Lot Essay
Painted in 1982, Le couple aux deux bouquets emerged during one of the most prolific creative periods of Marc Chagall’s career. At this time, he was enjoying a halcyon existence in the South of France with his second wife, Vava, revelling in the brilliant sunshine, vibrant colours and luscious vegetation the Midi had to offer. The stability and contentment he felt in his personal life, combined with recent experiments in a diverse array of media including mosaic and stained glass, had inspired a renewed impetus in the artist’s creative output, and drove him to revisit some of the highly personal themes which had occupied his art for decades. Indeed, painting from a place of great contentment and peace, Chagall began to look back on his life through rose-tinted glasses, creating grand compositions in which he contemplated the chain of events and circumstances which had led him to this point of his life.
The theme of embracing lovers surrounded by colourful bouquets of flowers is one which the artist had consistently explored since the 1920s. In the present work, a couple floats in the centre of the composition, flanked by two vibrant, exploding bouquets of blossoms. On the right, a large vase overflowing with mimosas hovers over the roofs of a Russian village, the brilliant yellow buds echoed in the dress of the female figure. On the left, a pot of roses and chrysanthemums looms above the Seine and the Eiffel Tower. Chagall most likely drew the inspiration for these blossoms straight from life, as bouquets of freshly cut flowers were brought daily to his studio during these years, filling the space with their vibrant colours and heady scent. These two bouquets, symbols of love and beauty, and the lovers who personify them, are rendered with vivid yellow, pink, and orange, the colours made all the more dramatic through their contrast with the rich blue of the background.
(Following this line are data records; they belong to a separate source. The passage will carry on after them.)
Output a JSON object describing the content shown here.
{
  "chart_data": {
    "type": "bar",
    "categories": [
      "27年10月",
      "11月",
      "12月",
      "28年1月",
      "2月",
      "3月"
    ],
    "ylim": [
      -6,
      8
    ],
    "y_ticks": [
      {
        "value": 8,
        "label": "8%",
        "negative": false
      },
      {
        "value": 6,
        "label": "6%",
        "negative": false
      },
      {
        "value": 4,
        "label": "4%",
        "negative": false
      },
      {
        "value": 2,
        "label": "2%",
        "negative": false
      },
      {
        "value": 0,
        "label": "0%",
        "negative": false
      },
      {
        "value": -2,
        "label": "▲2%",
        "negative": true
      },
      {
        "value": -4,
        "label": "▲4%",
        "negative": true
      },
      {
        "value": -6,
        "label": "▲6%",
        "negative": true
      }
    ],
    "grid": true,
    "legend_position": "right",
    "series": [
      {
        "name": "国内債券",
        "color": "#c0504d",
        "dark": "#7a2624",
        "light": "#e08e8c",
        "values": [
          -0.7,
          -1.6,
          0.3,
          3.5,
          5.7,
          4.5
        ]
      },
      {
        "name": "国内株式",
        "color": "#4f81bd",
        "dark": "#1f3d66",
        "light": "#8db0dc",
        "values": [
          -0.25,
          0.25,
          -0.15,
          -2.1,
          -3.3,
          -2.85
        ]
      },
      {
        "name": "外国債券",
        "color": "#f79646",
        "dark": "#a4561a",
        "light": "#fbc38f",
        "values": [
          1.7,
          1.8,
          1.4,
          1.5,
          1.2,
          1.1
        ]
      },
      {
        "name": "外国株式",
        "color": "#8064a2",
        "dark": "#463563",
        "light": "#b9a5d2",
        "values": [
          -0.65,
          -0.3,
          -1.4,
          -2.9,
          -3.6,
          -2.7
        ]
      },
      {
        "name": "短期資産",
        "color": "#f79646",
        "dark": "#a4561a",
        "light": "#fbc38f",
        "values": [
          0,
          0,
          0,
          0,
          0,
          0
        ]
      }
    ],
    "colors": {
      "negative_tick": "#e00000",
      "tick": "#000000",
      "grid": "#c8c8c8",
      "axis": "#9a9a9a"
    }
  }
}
One of the most striking elements of Le couple aux deux bouquets is the vibrancy of its sparkling colour palette, and the manner in which Chagall uses jewel-like primary colours, complemented by touches of purple, green and orange, to bring the scene to life. For Chagall, colour had always been one of the most integral elements of a composition, with the painter describing it as ‘the pulse of a work of art’ (quoted in J. Baal-Teshuva, ed., Chagall: A Retrospective, Connecticut, 1995, p. 180). However, it was not until the series of architectural and stained-glass commissions he received in the 1960s that his colour palette reached its full expressive potential, incorporating boldly contrasting passages of pigment and bright primary hues to his compositions. Here, the surface of the canvas is filled with frenzied brushwork, the skein of flickering strokes of pigment capturing a sense of the artist’s vigorous and energetic painterly technique, which remained undimmed by age. Filled with bright, vibrant tones that enhance the joyful nature of the scene, Le couple aux deux bouquets is ripe with nostalgia – for his city of birth, Vitebsk, and for his deceased, eternal bride, Bella and their time together in France. Revealing the importance of memory in Chagall’s thoughts at this stage of his career, the painting portrays an entrancing vision of a world of ecstatic dream and romance.